We’ve all heard the tired phrase: opposites attract. Maybe you’re a liberal agnostic Buddhist and they’re a conservative Southern Baptist. Maybe they’re into the White Stripes and you’re into Tim McGraw.
Sure, it makes for interesting, divergent conversations over espresso (for you) and a white chocolate mocha with whip (for them). However, when it comes to sticking it out for the long haul, you want someone who has similar interests.
But what if in life there were perfect compromises and shared bliss in opposing ideologies?

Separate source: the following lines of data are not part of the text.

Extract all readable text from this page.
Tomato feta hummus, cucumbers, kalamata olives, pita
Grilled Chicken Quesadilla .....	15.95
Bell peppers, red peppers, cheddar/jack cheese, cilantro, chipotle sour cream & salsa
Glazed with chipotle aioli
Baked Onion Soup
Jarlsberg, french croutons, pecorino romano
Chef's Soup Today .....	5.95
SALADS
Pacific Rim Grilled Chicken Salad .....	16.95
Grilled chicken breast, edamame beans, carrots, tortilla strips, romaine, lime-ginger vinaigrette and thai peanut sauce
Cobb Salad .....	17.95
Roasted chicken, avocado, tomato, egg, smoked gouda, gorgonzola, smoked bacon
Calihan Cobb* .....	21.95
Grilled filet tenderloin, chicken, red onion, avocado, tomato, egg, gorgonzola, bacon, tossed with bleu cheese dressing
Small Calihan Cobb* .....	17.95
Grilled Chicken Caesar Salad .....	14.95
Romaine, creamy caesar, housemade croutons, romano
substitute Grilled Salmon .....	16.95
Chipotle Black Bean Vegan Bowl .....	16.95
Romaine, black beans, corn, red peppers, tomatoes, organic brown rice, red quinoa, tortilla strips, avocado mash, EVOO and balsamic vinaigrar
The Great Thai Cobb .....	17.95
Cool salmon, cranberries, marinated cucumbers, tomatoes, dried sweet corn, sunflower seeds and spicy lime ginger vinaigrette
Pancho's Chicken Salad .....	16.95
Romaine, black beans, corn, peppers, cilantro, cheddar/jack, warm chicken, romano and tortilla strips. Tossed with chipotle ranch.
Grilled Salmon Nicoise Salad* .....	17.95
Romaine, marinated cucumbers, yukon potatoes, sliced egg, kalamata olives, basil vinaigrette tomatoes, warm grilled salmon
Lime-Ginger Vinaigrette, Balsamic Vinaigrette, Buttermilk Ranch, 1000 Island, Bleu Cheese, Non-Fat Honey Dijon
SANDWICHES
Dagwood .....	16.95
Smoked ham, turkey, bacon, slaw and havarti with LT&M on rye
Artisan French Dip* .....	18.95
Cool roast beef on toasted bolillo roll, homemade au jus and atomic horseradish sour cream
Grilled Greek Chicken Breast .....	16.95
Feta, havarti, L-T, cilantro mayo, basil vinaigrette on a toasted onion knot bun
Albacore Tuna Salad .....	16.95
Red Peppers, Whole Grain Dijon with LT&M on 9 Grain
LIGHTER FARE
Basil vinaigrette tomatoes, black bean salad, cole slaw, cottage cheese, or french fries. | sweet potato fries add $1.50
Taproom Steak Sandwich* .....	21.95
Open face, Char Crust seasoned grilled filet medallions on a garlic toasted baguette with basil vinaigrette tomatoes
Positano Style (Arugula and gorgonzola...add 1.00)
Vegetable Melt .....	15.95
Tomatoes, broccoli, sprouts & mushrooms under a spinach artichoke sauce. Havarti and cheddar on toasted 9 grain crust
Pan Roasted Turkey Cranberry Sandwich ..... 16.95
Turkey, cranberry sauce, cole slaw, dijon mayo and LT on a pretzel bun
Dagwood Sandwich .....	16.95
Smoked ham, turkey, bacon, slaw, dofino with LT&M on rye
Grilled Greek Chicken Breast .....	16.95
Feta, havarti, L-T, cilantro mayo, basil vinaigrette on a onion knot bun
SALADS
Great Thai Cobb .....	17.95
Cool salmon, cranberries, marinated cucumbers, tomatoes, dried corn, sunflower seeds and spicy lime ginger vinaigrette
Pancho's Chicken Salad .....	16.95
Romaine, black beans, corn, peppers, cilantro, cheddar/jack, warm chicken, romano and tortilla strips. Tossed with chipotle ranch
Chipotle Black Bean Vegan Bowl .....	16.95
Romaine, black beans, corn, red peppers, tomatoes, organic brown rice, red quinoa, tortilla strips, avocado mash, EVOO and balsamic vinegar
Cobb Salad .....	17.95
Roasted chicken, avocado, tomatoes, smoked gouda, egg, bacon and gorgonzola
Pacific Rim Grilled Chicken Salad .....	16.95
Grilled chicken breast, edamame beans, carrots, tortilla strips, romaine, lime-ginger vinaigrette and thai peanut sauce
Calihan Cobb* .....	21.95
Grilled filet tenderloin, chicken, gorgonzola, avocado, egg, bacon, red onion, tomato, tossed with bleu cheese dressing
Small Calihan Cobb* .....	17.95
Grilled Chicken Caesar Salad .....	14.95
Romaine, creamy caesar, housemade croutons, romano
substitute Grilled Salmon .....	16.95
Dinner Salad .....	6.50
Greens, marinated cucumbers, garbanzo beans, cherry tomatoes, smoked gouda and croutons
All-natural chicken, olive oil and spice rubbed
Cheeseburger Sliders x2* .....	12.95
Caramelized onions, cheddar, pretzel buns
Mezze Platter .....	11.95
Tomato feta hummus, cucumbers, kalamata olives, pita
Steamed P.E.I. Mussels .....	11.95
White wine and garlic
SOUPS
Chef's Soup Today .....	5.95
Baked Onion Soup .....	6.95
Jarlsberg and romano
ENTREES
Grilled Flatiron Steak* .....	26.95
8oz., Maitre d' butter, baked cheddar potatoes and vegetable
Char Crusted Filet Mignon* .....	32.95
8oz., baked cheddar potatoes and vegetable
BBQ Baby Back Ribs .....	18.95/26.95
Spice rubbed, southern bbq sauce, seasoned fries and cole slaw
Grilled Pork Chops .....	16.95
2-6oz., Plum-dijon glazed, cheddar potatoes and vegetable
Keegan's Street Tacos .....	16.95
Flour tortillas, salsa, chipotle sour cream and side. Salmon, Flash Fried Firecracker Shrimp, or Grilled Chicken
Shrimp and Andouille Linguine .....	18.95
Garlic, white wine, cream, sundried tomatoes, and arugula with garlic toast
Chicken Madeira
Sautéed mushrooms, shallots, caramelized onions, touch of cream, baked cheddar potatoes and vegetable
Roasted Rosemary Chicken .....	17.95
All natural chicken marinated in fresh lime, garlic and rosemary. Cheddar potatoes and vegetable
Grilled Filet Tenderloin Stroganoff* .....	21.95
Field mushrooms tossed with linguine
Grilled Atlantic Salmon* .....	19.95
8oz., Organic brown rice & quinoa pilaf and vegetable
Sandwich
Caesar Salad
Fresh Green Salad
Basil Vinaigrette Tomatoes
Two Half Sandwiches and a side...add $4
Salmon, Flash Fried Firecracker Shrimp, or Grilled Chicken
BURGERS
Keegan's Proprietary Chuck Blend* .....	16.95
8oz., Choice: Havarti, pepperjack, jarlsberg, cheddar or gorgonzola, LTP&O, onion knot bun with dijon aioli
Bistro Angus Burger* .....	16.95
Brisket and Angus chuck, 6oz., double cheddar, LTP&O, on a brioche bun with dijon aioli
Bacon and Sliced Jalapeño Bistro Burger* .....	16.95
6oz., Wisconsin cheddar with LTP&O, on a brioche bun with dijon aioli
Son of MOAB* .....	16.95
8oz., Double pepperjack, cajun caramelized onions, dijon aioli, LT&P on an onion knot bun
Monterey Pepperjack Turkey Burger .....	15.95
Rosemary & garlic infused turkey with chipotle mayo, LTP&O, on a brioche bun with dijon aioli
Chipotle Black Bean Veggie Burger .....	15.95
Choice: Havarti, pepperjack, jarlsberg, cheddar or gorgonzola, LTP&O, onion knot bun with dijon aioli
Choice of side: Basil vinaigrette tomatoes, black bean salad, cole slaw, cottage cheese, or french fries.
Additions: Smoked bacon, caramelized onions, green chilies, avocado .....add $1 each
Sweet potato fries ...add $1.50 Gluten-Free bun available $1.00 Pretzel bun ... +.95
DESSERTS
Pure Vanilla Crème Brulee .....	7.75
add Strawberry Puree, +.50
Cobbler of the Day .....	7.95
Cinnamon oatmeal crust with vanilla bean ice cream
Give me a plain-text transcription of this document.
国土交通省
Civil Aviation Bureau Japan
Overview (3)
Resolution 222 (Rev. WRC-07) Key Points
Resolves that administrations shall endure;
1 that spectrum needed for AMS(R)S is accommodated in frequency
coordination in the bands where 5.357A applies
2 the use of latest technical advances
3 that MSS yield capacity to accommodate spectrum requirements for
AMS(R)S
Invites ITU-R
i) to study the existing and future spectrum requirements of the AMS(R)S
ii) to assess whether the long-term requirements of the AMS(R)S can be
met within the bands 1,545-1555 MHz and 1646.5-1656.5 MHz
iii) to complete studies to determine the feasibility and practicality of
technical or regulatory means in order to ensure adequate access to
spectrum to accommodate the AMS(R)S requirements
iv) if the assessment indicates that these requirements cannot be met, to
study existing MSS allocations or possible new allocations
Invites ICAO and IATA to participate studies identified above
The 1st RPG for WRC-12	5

With that, I bring you the mix ‘n’ match lovers’ lasagna.
Like a craftmatic adjustable bed, this lasagna allows for each person to cater to their own preferences. Meat lovers and veggie lovers unite in one glorious, cheese-filled oblivion!
What you’ll need:
- Your favorite tomato sauce, 16 -32 ounces (depending on how juicy you like your lasagnas – personally, I prefer to be quite saucy. Mow.) Might I suggest my Granny Zeller’s marinara sauce.
- 1 package of lasagna noodles (will use 6 total)
- One large carton of ricotta cheese (roughly 1 lb.)
- 8 oz. shredded mozzarella cheese
- 1/2 package of 8 ounce Italian cheese (usually comes with mozzarella, parmesan, reggiano, etc.)
- Freshly grated parmesan
- A filler (or two!) of your choice:
- 1) 1/2 lb. italian sausage (or ground beef) and half of a chopped sweet onion, or
- 2) 1 lb. of assorted mushrooms (will need 1 TB of olive oil and 1 TB of butter), or
- 3) 1 package of frozen spinach
Okay, the thing to remember about this dish is that its content is totally up to you and your lover! If your lover like tons of meat (like my husband), but you prefer mushrooms (like me), it’s no problem! You can make a half-sausage, half-mushroom lasagna. Or a half-mushroom, half-sausage-mushroom. Or a half-spinach, half-mushroom. You get the idea. Go nuts!
Simmer your marinara and keep warm.
Cook lasagna noodles according to the package directions, usually about 10-12 minutes. Drain in colander and rinse with cold water.
If making a half-meat lasagna:
Brown sausage (or beef) lightly in a skillet over medium heat. Add chopped onions after meat begins to brown. Once browned, drain off any excess fat. Combine half of tomato sauce with the meat-onion mixture (into another pan or bowl).
If making a half-mushroom lasagna:
Heat butter and olive oil over medium heat in skillet. Add assorted mushrooms. Sautee until mushrooms are squeaky (when pressed) and soft, about 4-5 minutes. Combine half of tomato sauce with mushrooms (into another pan or bowl).
If making a half-spinach lasagna:
Cook frozen spinach in boiling water according to the package, or about 10 minutes. Drain thoroughly. Pour onto paper towel to blot excess water. Combine half of tomato sauce with spinach (into another pan or bowl).
If you are comfortable with manning a busy stove, feel free to keep a couple of pans going at the same time. (See below.) If not, no worries, you may do it step-by-step just as easily.
Spread out about 1/2 cup of one half of the bottom of lasagna pan with one tomato mixture, and one half of the bottom of the lasagna pan with the other. Put three lasagna noodles on top. Place half of the ricotta cheese over lasagna noodles, spreading evenly. Cover with 1/3 of the mozzarella and 1/3 of the Italian cheese.
Start next layer with the different tomato mixtures on each matching half. Place remaining three noodles on top. Place remaining half of ricotta cheese over lasagna noodles, again, spreading evenly. Cover with 1/3 of the mozzarella and 1/3 of the Italian cheese. Top with remaining tomato mixture. Sprinkle with remaining cheeses and include however much desired parmesan on top.
Cover pan with aluminum foil. Bake at 350 degrees for about 40-45 minutes. Take foil off, and bake until top of cheese is golden brown and the sauce is bubbly around the sides. If browns too quickly, cover loosely.
Let lasagna cool approximately 10 minutes before serving. Optional: sprinkle a dash of oregano for garnish. Serve with your favorite garlic bread or garlic knots.